4. O

183 38 2
                                    

"Maafkan saya pak, kami sudah berusaha semaksimal mungkin, tapi nyawa putri bapak sudah tiada," sang dokter yang masih mengenakkan setelan pakaian khusus bedah tampak bersedih dan ikut berduka.

Mr. Anderson hancur, perkataan sang dokter seakan menusuk jantungnya dengan ribuan pisau. Lagi dan lagi, nyawa orang terkasihi harus terenggut darinya.

"Bagaimana bisa dok? Anak saya cuman mengeluh pusing saja dok" tukas Mr.Anderson berusaha memutar balikkan keadaan. Ia tak sanggup untuk menghadapi kenyataan pahit seperti ini, lagi.

"Maaf pak," sang dokter menghela, "Kalau saja bapak lebih cepat membawa putri bapak kemari, mungkin nyawanya masih bisa kami tolong.
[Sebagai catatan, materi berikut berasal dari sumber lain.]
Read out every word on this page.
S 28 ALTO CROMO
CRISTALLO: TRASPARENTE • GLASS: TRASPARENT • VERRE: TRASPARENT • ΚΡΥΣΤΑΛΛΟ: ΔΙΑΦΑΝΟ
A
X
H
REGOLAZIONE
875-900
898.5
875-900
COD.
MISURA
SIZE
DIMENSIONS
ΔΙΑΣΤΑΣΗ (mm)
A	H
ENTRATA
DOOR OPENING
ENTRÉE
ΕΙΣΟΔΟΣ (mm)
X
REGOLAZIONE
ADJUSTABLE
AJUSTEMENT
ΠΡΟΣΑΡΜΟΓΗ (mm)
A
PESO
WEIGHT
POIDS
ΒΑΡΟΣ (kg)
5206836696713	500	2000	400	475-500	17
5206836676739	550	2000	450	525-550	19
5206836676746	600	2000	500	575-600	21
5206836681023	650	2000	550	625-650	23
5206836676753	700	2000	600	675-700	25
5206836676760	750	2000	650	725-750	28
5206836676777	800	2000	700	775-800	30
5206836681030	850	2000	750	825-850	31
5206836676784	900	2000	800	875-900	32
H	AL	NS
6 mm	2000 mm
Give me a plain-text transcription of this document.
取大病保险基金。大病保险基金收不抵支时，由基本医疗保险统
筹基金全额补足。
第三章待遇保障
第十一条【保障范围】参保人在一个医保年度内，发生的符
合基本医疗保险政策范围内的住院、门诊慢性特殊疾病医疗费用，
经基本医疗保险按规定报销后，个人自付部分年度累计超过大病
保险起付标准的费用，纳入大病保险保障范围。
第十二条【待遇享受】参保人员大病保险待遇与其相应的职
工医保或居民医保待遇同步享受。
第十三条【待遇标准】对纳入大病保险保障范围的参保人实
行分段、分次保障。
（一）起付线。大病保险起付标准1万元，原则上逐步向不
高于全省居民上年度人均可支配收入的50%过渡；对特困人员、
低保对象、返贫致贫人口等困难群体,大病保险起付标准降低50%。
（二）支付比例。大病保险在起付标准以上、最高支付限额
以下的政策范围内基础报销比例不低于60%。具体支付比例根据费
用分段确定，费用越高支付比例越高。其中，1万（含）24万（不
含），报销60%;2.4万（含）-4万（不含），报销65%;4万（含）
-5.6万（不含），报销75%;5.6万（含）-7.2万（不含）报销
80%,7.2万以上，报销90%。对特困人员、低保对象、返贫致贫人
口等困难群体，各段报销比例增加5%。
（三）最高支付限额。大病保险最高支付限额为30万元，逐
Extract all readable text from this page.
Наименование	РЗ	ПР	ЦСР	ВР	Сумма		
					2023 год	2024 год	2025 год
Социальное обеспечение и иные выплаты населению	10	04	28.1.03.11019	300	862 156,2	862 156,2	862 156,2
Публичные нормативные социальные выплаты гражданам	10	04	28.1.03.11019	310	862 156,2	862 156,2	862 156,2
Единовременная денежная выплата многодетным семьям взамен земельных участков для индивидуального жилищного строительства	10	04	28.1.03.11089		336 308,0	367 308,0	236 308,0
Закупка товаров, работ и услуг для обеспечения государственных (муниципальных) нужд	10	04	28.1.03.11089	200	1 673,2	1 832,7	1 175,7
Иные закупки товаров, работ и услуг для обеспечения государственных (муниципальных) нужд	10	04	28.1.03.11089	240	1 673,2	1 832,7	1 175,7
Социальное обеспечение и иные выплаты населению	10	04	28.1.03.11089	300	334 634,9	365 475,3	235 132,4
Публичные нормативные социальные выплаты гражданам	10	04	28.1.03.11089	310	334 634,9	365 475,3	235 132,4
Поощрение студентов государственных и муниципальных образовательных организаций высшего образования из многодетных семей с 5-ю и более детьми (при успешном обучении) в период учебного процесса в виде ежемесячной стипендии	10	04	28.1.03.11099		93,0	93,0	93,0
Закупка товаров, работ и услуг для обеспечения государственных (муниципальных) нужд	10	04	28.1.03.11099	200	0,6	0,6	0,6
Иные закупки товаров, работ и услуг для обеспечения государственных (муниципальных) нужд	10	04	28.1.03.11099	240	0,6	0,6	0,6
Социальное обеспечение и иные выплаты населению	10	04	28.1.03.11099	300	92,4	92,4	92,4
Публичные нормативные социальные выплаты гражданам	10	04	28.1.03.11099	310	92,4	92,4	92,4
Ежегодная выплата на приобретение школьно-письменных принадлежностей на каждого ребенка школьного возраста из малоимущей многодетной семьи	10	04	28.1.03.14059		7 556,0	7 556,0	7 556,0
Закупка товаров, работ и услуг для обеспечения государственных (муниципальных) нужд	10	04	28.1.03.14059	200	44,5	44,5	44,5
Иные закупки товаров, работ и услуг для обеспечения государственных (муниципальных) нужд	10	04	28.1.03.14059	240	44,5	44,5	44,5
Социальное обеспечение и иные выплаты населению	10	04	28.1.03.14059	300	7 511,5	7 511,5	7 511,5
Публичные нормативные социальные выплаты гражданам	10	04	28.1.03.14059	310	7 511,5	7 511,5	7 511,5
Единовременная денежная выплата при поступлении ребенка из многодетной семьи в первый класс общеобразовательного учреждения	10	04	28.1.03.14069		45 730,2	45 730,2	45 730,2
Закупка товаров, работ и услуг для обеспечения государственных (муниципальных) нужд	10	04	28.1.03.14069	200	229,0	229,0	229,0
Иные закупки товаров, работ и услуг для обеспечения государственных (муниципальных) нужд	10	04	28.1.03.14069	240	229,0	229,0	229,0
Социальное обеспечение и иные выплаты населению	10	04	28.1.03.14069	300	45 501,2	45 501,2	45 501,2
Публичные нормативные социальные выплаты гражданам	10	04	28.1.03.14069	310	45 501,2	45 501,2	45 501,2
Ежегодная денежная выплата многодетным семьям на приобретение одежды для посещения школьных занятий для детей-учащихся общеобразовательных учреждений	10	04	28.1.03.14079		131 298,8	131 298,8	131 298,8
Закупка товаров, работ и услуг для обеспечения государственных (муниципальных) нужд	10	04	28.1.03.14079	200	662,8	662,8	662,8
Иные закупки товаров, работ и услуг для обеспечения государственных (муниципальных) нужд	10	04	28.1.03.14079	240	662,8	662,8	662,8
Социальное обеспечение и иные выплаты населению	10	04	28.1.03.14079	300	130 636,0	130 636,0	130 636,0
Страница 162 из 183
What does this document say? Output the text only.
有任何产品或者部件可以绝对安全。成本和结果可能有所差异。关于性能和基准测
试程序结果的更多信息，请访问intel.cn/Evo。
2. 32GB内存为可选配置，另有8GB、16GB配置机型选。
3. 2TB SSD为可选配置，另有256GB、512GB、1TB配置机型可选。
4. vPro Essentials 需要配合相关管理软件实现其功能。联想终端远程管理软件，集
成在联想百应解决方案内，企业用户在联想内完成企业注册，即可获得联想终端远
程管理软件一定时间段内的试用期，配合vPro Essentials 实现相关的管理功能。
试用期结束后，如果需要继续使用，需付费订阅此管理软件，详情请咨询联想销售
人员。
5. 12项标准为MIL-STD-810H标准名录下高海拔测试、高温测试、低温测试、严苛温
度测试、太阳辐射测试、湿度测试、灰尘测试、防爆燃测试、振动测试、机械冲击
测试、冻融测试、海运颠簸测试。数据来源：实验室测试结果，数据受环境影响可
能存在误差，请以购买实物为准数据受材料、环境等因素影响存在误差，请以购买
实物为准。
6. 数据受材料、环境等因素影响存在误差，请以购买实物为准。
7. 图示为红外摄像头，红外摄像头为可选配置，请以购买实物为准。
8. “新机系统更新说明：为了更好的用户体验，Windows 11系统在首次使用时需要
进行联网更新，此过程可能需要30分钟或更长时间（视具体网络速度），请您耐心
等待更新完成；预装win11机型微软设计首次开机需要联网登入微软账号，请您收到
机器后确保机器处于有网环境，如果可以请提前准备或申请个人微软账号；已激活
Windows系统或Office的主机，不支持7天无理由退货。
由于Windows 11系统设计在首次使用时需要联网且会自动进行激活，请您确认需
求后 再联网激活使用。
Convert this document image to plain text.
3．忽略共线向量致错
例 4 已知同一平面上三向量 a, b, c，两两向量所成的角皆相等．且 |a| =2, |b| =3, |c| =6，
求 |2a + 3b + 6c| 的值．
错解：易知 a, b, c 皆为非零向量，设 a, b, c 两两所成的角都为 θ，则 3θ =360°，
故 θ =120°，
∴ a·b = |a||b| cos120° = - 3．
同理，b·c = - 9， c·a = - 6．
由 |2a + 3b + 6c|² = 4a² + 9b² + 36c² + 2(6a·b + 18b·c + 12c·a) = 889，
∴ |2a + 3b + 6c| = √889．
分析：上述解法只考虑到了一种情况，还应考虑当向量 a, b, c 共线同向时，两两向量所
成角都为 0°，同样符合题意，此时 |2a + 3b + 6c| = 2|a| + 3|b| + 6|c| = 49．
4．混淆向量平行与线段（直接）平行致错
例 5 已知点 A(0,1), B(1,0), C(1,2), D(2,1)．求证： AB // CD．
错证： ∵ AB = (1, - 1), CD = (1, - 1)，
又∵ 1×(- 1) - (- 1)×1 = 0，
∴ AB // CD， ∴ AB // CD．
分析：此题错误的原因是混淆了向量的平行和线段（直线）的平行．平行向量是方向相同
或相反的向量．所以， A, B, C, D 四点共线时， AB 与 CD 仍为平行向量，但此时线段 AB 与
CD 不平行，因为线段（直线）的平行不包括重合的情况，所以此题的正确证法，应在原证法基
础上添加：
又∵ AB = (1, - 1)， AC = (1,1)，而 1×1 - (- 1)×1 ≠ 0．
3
Tapi sayangnya, luka benturan yang terlalu keras pada kepala putri bapak mengakibatkan penyumbatan darah pada otaknya. Oleh sebab itulah gagar otak pada putri bapak mustahil untuk disembuhkan" jelas sang dokter.

Mr.Anderson hanya mampu menunduk pasrah. Andai saja waktu bisa diulang, mungkin ayah dua anak itu akan membatalkan meeting mingguannya.

Sang dokter bangkit, "Sekali lagi kami dari pihak rumah sakit memohon maaf, kami sudah melakukan semampu kami" ungkapnya sambil menepuk bahu Mr.Anderson.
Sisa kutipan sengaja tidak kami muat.